In early 2009 Hebrew University appointed an informal review panel, headed by Prof. Mordechai Kremnitzer of the Faculty of Law, to examine the matter. Dozens of witnesses came before the committee, including students who had performed research under Ilan's supervision.

This June, university rector Sarah Stroumsa wrote an unusually strongly worded letter charging Ilan with negligence in two instances of conducting research, and in aggressive conduct toward researchers under his guidance.

In the letter, Stroumsa wrote that she had decided to suspend Ilan from teaching or supervising students for three years. Hadassah stood by Ilan, supporting him publicly against the charges.

Haaretz has learned that the university's legal adviser provided Attorney General Yehuda Weinstein with information she had found about Ilan so he could determine whether it contained grounds for a criminal indictment.

Justice Ministry officials said the information was provided to Weinstein's office legally. The Justice Ministry transferred the case to Yehoshua Lemberger, deputy state prosecutor for criminal matters, who this summer transferred it to the police's investigations and intelligence department.
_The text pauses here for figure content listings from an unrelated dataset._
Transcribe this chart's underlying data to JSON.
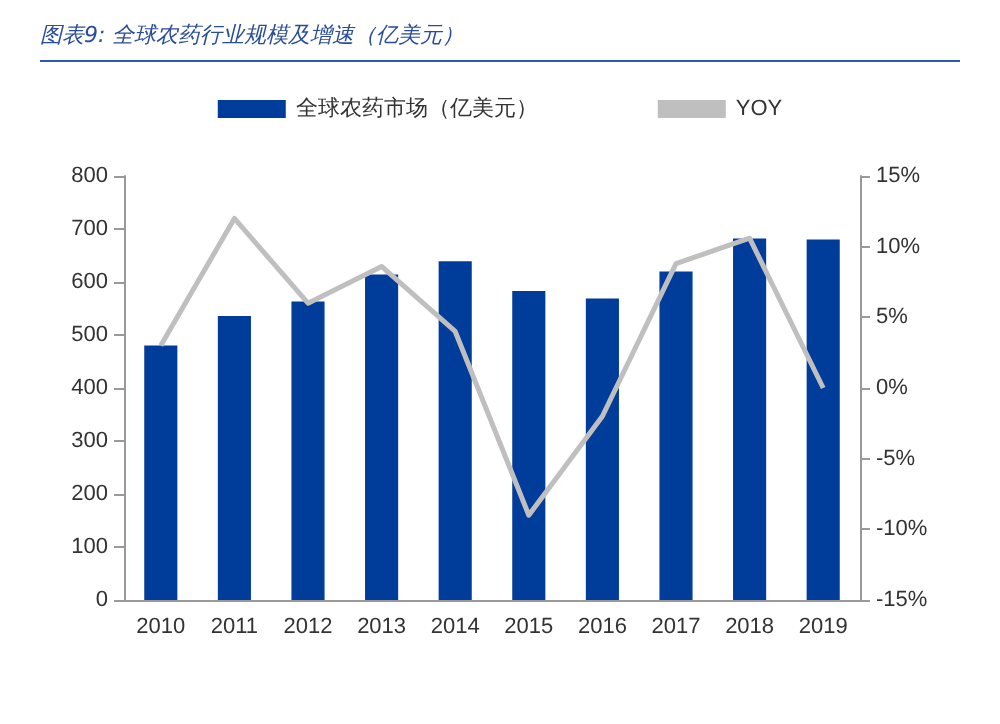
{
  "chart_data": {
    "type": "bar",
    "title": "图表9:  全球农药行业规模及增速（亿美元）",
    "categories": [
      "2010",
      "2011",
      "2012",
      "2013",
      "2014",
      "2015",
      "2016",
      "2017",
      "2018",
      "2019"
    ],
    "series": [
      {
        "name": "全球农药市场（亿美元）",
        "color": "#003c99",
        "values": [
          480,
          536,
          563,
          614,
          639,
          583,
          569,
          620,
          682,
          680
        ]
      },
      {
        "name": "YOY",
        "type": "line",
        "axis": "y2",
        "color": "#bfbfbf",
        "values": [
          3,
          12,
          6,
          8.6,
          4,
          -9,
          -2,
          8.8,
          10.6,
          0
        ]
      }
    ],
    "ylim": [
      0,
      800
    ],
    "yticks": [
      0,
      100,
      200,
      300,
      400,
      500,
      600,
      700,
      800
    ],
    "y2lim": [
      -15,
      15
    ],
    "y2ticks": [
      {
        "value": -15,
        "label": "-15%"
      },
      {
        "value": -10,
        "label": "-10%"
      },
      {
        "value": -5,
        "label": "-5%"
      },
      {
        "value": 0,
        "label": "0%"
      },
      {
        "value": 5,
        "label": "5%"
      },
      {
        "value": 10,
        "label": "10%"
      },
      {
        "value": 15,
        "label": "15%"
      }
    ],
    "legend": "top",
    "grid": false,
    "marker": "none"
  }
}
A Justice Ministry statement said, "Mr. Lemberger examined the request and found it appropriate to submit it to the police."

Ilan is currently abroad, and has instructed the media to contact Hadassah for comment.

The hospital said it had no knowledge on the specifics of the case.

"Hadassah knows nothing about a petition to the State Prosecutor's Office, or about the supposed 'material' that was submitted. Hadassah also knows nothing about the information provided to the Israel Police," the hospital stated.

Hadassah administrators expressed surprise that material on Ilan had been provided to police, but a senior hospital official said, "The transfer of information was done as a routine step as part of the university's intentions to summon Ilan for a disciplinary hearing."

Meanwhile, Weinstein's office has informed Hebrew University that it has no grounds for launching disciplinary proceedings against Ilan. Justice Ministry officials have said that should a criminal case be opened against Ilan, the university would have to suspend disciplinary steps against him until the investigation's end.

"No disciplinary steps related to Prof. Ilan were taken except those of an informal nature," the hospital said. "Hadassah will gladly follow up any objective examination of complaints raised on this issue. That has been our position on the matter from the beginning."

On Thursday, Ilan filed a complaint against the university at Jerusalem Regional Labor Court. The petition described Ilan as a world-renowned physician in his field, with 240 published articles.

The petition called the allegations against Ilan "baseless," and noted that that the instances cited by Stroumsa "do not indicate improper research methods at all."

A Hebrew University statement said, "The Yaron Ilan issue is being examined, but those proceedings are confidential. As for the complaint he filed, it will be ruled upon within the walls of a courtroom."